Ils paient ainsi directement le prestataire en commandant des coupons.
La société spécialisée dans le secteur du soutien scolaire à domicile est en redressement judiciaire et l’Urssaf décide de procéder au recouvrement des cotisations sociales et majorations de retard non réglée par ladite société.

Les parents se retrouvent ainsi destinataires par exploit d’huissier, de contraintes adressées par l’Urssaf portant sur des cotisations sociales et majorations de retard non réglées par la société en redressement judiciaire.

Ainsi, dans ce cas de figure, qui est l’employeur de l’enseignant ? Existait-il un lien de subordination entre les parents de l’élève et l’enseignant ?

Dans son dernier arrêt du 28 novembre 2018 qui a fait "grand bruit", à propos de la requalification du contrat de prestation de service d’un coursier à vélo en contrat de travail, la Cour de cassation [1] a eu l’occasion de rappeler que le salarié est celui qui accomplit un travail sous un lien de subordination, celui-ci étant caractérisé par l’exécution d’un travail sous l’autorité d’un employeur qui a le pouvoir de donner des ordres et des directives, d’en contrôler l’exécution et de sanctionner les manquements de son subordonné.

On peut ainsi s’en inspirer pour essayer d’élucider ces questions.

1- Rappel des différentes dispositions qui peuvent être appliquées au contrat de prestation de soutien scolaire à domicile.

Aux termes de l’article L. 7231-1 du Code du travail :

"Les services à la personne portent sur les activités suivantes :
1° La garde d’enfants ; 
2° L’assistance aux personnes âgées, aux personnes handicapées ou aux autres personnes qui ont besoin d’une aide personnelle à leur domicile ou d’une aide à la mobilité dans l’environnement de proximité favorisant leur maintien à domicile ;
3° Les services aux personnes à leur domicile relatifs aux tâches ménagères ou familiales. »
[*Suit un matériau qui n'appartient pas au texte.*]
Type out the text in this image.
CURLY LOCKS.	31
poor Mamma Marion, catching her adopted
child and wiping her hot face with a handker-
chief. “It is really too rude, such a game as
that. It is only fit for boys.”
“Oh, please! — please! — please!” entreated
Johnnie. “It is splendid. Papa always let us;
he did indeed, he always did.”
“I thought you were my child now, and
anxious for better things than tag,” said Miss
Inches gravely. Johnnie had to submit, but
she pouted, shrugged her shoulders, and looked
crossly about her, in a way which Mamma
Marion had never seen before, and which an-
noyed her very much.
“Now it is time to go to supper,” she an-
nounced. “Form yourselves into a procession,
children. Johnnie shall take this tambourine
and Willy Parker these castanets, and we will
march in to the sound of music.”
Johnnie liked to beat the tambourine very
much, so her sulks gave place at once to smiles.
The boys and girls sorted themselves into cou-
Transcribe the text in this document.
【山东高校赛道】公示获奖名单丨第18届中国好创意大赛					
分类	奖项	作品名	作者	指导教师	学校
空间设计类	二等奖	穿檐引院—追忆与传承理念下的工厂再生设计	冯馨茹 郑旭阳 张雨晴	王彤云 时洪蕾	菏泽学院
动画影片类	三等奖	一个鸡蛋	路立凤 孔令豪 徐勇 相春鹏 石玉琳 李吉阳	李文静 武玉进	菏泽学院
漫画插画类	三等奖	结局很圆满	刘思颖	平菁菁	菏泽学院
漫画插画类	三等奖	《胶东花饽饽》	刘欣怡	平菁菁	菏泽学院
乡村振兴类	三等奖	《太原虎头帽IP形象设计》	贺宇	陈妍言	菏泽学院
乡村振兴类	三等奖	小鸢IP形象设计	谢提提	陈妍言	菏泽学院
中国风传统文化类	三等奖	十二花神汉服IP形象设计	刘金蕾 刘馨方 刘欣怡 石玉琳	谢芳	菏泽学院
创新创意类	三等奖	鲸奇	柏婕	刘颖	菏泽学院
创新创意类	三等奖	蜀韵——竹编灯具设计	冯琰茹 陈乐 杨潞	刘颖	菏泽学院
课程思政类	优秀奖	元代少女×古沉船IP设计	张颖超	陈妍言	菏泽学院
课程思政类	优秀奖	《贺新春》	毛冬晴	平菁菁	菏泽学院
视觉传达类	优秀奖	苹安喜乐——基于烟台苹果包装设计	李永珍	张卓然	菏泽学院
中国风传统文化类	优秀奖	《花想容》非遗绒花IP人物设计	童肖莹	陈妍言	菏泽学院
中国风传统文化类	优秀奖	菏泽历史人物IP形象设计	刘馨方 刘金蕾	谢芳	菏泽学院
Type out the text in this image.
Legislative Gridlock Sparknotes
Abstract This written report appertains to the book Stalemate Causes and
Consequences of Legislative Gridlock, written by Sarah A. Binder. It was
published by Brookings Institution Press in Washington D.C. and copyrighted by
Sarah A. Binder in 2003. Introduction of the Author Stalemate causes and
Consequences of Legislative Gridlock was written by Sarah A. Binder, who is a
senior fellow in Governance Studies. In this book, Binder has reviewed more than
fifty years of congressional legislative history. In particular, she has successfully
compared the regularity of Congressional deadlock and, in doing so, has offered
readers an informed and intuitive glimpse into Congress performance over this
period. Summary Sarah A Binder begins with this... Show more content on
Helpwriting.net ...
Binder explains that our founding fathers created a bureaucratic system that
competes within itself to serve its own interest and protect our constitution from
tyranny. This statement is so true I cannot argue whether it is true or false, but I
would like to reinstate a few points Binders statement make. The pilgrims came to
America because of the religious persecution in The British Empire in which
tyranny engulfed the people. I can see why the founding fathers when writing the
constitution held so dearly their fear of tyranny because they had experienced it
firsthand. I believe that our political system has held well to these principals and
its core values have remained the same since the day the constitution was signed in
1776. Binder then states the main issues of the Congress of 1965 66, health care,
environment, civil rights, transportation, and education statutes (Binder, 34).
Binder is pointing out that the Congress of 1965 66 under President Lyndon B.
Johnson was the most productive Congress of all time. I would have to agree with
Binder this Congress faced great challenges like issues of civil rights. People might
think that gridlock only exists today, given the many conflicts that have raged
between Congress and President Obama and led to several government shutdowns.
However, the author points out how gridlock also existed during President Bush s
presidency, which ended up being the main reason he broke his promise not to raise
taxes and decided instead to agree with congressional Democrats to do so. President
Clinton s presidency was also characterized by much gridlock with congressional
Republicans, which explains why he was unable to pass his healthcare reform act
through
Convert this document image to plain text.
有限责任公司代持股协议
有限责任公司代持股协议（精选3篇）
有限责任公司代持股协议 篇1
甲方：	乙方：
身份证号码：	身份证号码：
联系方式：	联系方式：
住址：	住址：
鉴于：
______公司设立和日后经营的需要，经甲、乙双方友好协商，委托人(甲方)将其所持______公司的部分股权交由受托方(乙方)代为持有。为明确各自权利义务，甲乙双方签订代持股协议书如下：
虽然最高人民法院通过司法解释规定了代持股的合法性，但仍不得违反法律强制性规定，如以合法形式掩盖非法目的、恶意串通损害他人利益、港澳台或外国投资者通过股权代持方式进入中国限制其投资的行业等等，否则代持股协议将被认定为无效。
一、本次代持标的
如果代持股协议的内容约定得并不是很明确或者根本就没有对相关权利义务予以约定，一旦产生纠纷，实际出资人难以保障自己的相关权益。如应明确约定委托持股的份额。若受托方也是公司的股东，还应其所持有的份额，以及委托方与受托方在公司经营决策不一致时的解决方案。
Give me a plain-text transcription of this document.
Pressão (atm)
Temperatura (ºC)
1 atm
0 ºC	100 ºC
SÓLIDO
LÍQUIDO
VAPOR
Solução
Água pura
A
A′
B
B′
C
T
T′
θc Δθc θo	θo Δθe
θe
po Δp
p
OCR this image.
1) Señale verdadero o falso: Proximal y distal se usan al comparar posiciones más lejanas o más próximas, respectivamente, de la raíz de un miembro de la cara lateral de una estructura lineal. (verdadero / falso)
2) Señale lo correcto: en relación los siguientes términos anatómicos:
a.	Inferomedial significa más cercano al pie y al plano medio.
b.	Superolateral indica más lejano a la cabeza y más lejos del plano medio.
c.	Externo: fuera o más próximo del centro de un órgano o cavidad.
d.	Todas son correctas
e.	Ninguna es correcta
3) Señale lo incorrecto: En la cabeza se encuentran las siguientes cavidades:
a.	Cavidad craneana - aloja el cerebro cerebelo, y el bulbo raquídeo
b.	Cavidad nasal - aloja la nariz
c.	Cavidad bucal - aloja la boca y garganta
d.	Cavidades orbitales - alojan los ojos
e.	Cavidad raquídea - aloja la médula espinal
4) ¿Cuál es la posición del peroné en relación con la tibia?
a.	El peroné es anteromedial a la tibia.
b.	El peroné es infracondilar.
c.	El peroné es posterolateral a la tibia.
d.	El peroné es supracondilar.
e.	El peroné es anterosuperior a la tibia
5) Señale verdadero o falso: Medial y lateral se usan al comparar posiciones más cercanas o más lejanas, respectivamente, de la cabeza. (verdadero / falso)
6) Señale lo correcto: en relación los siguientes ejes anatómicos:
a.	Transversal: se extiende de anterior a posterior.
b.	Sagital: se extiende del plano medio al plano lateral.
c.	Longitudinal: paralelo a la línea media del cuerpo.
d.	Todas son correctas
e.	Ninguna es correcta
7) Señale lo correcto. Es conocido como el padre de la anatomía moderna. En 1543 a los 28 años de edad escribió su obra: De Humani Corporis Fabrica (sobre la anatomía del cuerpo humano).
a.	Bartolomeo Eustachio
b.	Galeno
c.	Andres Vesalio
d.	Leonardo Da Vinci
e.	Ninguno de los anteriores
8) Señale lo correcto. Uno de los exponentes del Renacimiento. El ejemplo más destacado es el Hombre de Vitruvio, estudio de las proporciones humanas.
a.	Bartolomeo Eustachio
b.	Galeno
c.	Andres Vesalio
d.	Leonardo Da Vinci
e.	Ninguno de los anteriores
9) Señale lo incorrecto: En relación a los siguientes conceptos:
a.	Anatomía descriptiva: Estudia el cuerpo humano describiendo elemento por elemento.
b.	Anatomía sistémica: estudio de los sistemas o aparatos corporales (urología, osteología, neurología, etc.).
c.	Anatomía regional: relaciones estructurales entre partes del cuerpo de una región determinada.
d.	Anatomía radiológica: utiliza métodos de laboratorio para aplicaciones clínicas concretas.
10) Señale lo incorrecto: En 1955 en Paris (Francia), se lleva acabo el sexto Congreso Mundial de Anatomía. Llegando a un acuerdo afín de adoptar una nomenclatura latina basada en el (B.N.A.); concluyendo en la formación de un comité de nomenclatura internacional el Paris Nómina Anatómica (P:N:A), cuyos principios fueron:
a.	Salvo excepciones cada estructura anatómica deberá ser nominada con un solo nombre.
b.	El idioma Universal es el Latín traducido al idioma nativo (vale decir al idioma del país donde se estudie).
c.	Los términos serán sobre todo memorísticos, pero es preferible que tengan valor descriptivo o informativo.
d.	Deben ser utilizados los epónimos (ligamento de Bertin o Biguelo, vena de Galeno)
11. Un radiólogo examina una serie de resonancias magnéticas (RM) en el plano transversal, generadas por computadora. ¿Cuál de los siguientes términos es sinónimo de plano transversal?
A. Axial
En vertu de l’alinéa 3 de l’article R.7232-7 du Code du travail :

« 3° Le demandeur de l’agrément s’engage à respecter un cahier des charges approuvé par arrêté du ministre chargé des services, du ministre chargé des personnes âgées, du ministre chargé des personnes handicapées et du ministre chargé de la famille. Ce cahier des charges précise les conditions de fonctionnement, d’organisation et, le cas échéant, de continuité des services, ainsi que les conditions de délivrance et d’évaluation des prestations, permettant de répondre aux exigences de qualité mentionnées aux articles L. 7232-1 et L. 7232-5 ; »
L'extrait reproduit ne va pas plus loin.